Economists call that an opportunity cost. For Rayne, it’s personal.
“Absolutely, lower interest rates would have helped me,” she said.
For many others, the wait for lower rates continues without the balm of intermediate success.
Lynn Miller, 60, began looking to buy a home in Orange County about a year ago, hoping to upgrade from her current 1,600-square-foot apartment.
“It’s not bad, it’s just not mine — the dishwasher is crappy, the washing machine is old,” she said of her rental in Corona del Mar. “I’m obviously not going to invest in these appliances. It’s just different not owning your own home.”

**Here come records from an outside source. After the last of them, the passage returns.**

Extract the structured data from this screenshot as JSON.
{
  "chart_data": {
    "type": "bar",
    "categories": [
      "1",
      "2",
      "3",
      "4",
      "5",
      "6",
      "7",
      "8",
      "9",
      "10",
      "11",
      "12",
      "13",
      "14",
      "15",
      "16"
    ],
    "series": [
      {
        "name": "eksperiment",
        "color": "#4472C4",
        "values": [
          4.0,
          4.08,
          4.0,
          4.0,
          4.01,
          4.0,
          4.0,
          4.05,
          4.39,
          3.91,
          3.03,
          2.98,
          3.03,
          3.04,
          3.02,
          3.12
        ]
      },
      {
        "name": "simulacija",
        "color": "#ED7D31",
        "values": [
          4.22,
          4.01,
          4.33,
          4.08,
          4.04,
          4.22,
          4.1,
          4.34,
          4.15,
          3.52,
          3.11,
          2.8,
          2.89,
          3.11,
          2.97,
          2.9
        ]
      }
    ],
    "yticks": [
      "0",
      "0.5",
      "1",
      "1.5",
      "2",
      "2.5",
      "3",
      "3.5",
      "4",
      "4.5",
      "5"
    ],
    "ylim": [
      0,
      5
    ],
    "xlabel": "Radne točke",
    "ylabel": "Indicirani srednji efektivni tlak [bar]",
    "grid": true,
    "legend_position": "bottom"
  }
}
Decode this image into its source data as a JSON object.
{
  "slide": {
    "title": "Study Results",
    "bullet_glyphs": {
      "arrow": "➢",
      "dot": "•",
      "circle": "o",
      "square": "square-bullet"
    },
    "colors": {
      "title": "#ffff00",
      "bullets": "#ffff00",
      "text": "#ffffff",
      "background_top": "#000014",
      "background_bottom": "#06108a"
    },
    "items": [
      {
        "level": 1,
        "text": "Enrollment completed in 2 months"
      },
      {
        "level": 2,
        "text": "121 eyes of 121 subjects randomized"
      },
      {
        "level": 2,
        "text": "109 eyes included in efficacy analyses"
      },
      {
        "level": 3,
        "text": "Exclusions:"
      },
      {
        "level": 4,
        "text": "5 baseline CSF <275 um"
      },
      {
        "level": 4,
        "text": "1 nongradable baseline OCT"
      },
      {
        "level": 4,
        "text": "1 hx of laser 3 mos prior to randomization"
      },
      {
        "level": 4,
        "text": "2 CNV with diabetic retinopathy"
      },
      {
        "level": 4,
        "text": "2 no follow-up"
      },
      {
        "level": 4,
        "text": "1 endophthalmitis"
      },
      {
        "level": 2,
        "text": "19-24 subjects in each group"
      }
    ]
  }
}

It’s been a discouraging process, she said, especially when she inputs her numbers into the mortgage calculators on Zillow and Realtor.com, which churn out estimates based on current interest rates.
“If you look at those monthly payment numbers, it’s shocking,” Miller, a marketing consultant, said. “It’ll get better, but it’s just not better right now.”
She’s continuing her house search — she’d love to buy a single-family, three-bedroom home with a backyard for a dog — but is holding off for now.
“I’m still waiting because I do think that interest rates are going to go down,” Miller said, although she knows it’s a guessing game. “I could end up waiting a long time.”